Domingo Fontán and the ‘Geometric Map of Galicia’

Domingo Fontán was responsible for the first concrete, scientific and realistic image of Galicia through cartography. Before the publication of his famous topographic map in the mid-nineteenth century, the territory occupied by the Community had been drawn on multiple occasions, but never with that degree of detail and accuracy.

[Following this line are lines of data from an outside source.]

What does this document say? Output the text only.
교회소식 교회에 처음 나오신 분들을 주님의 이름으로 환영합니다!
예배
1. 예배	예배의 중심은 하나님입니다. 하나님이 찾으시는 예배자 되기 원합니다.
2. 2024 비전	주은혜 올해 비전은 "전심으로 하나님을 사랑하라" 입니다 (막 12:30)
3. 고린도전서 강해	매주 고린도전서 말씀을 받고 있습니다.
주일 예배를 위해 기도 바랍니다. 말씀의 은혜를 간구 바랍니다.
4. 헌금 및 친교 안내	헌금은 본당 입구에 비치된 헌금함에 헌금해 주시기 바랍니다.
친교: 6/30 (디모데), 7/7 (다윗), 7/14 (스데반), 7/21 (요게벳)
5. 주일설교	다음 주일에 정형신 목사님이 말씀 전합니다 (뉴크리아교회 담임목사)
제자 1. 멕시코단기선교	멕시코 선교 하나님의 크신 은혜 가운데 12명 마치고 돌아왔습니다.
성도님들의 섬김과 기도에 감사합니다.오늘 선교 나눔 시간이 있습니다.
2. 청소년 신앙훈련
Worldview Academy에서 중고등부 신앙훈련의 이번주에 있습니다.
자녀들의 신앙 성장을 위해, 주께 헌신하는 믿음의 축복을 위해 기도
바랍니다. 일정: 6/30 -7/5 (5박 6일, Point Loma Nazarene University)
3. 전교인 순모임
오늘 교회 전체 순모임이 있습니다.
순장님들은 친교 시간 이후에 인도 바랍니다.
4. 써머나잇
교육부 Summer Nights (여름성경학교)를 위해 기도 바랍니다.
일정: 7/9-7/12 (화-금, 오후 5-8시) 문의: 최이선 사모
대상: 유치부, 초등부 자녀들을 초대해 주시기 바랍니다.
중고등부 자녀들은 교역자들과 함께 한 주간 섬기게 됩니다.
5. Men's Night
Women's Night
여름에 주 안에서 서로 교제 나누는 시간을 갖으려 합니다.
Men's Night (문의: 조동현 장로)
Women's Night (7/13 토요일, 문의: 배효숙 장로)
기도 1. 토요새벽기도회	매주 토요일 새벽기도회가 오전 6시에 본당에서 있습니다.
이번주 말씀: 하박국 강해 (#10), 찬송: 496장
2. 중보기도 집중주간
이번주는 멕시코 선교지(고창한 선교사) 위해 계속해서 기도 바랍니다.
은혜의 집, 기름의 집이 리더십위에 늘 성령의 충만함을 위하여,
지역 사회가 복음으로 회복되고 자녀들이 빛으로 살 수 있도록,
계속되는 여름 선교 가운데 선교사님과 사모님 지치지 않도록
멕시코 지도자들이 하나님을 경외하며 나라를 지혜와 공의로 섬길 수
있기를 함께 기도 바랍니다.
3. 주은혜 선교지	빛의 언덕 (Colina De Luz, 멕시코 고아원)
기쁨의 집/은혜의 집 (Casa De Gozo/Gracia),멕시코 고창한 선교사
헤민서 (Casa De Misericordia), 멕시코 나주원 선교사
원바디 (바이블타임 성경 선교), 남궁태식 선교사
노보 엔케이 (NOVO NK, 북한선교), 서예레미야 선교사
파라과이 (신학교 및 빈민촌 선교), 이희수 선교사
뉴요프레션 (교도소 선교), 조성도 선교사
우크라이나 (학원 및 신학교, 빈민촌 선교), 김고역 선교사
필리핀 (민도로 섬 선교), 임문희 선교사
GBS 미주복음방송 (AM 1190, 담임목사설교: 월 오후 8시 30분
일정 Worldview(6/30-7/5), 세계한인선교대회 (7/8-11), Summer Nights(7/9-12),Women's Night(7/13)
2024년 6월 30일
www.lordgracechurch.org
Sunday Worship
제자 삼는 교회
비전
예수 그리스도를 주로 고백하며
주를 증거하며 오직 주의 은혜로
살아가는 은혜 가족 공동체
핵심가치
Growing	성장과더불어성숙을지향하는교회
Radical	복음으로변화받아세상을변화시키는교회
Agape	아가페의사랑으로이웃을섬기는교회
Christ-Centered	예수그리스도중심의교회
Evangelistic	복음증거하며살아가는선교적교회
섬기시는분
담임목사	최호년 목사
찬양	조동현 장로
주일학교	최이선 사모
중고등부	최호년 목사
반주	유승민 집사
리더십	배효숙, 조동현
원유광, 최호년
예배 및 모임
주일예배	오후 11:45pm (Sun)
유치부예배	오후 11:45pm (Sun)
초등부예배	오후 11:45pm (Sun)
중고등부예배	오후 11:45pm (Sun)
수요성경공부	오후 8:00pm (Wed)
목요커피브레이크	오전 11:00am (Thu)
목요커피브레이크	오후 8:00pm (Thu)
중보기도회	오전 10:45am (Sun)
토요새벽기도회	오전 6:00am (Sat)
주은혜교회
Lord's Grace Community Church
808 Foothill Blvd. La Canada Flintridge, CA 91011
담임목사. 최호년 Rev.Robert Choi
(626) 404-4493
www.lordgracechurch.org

The task took Fontán many years to complete, but it secured him a place of honour in Galician cultural memory and a spot in the Pantheon of Illustrious Galicians.

In fact, Fontán’s remains (Portas, 1788-Cuntis, 1866) were buried in this place, located in the church of the San Domingos de Bonaval monastery in Compostela, in 1988. This illustrious man from Pontevedra shares this space, therefore, with the most famous of Galician intellectuals: Rosalía de Castro, Alfredo Brañas, Francisco Asorey, Castelao or Ramón Cabanillas also have their resting place within these rooms, a place of remembrance for the achievements of the most prominent Galicians.

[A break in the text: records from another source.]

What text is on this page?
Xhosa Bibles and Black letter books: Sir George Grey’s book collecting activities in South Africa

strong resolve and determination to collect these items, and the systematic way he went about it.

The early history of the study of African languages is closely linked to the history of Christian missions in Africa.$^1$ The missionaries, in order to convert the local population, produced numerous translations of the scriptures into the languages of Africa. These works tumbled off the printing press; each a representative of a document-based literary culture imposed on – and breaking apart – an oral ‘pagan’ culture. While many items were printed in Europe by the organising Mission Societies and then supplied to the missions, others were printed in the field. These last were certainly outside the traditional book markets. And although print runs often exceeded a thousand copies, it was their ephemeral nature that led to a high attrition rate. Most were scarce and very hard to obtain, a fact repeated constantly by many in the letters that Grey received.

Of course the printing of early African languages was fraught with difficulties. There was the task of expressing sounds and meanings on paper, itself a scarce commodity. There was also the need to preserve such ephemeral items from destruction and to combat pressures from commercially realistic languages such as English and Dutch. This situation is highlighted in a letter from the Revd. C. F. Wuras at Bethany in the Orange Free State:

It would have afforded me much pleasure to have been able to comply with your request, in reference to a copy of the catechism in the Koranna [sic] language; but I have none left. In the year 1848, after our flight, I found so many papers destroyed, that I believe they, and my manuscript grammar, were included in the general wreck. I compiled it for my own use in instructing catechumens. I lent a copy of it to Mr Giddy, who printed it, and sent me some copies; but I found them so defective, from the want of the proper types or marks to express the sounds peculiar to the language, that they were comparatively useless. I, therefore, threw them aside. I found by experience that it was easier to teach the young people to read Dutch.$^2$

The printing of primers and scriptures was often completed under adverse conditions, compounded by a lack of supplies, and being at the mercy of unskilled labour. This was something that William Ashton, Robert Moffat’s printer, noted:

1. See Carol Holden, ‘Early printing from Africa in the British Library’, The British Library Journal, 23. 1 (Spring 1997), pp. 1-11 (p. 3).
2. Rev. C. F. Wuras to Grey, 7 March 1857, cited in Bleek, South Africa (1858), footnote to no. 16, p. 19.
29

Domingo Fontán was born in the fertile valley of Portas¸ very close to Caldas de Reis (Pontevedra), to a well-off family. After studying Philosophy, Science and Theology in Santiago, he became a professor at what was the only university in existence in Galicia. In 1817 he began working on what would be his masterpiece: measuring and stamping the entirety of the Galician territory in what would come to be known as the Geometric Chart of Galicia. He would not finish it until 1834.

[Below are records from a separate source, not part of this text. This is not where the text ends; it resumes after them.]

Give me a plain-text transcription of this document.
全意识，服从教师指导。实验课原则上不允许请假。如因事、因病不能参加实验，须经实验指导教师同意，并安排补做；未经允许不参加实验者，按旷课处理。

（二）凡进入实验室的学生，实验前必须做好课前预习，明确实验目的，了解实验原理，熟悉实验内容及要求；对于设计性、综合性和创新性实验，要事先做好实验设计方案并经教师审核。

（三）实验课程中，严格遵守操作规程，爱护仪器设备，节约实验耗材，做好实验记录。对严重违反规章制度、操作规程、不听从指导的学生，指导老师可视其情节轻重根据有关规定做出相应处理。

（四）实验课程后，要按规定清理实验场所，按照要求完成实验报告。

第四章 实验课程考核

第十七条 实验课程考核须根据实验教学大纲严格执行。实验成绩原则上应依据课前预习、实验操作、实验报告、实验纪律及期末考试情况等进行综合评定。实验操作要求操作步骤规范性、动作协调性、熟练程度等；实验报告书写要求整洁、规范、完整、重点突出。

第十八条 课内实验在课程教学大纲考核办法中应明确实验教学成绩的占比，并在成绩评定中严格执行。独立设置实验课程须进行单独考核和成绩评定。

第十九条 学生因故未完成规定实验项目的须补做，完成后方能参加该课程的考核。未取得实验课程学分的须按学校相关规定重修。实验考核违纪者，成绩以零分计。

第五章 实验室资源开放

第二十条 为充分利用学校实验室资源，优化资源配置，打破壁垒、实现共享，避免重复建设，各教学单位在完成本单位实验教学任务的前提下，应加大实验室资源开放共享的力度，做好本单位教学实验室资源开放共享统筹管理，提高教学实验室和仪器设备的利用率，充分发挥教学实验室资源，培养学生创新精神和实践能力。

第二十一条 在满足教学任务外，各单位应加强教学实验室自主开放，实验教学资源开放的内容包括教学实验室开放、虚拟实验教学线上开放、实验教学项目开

It takes some effort to recreate the hardship of the works that the enlightened Fontán had to go through to carry out the project. He travelled Galicia from north to south, from east to west, for nearly two decades, often on foot, on horseback or by car at times, reaching territories that are still difficult to access nowadays, armed with the measuring tools of the time and facing, on occasion, the reluctance of countrymen.

“Drawn up and built on a scale of one-hundred-thousandth by Dr. Domingo Fontán”, as its title reads, the Chart would still have to go through more vicissitudes before becoming the symbol it is today. After the author presented it in 1834 to the then queen regent María Cristina de Borbón-Dos Sicilias, the print would still take a decade to be completed. It was only in 1845 that it left Paris ready to enlighten the minds of at least a few citizens who had curiosity and money enough. Today there are copies in several Galician institutions and regarding them is a feast for the eyes thanks to the detail that the author achieved in his day.

Fontán, who died in the spa in the town of Cuntis, was just about everything in the last stretch of his life: liberal deputy of Pontevedra in Madrid, owner of one of the first paper factories in Galicia, developer of the railway track between Compostela and Carril, the first one to connect the territory… In what was once his house, in Porta do Conde, in Portas, you can still see a large marble plate which recalls the contributions he made to the progress of the land he lived in.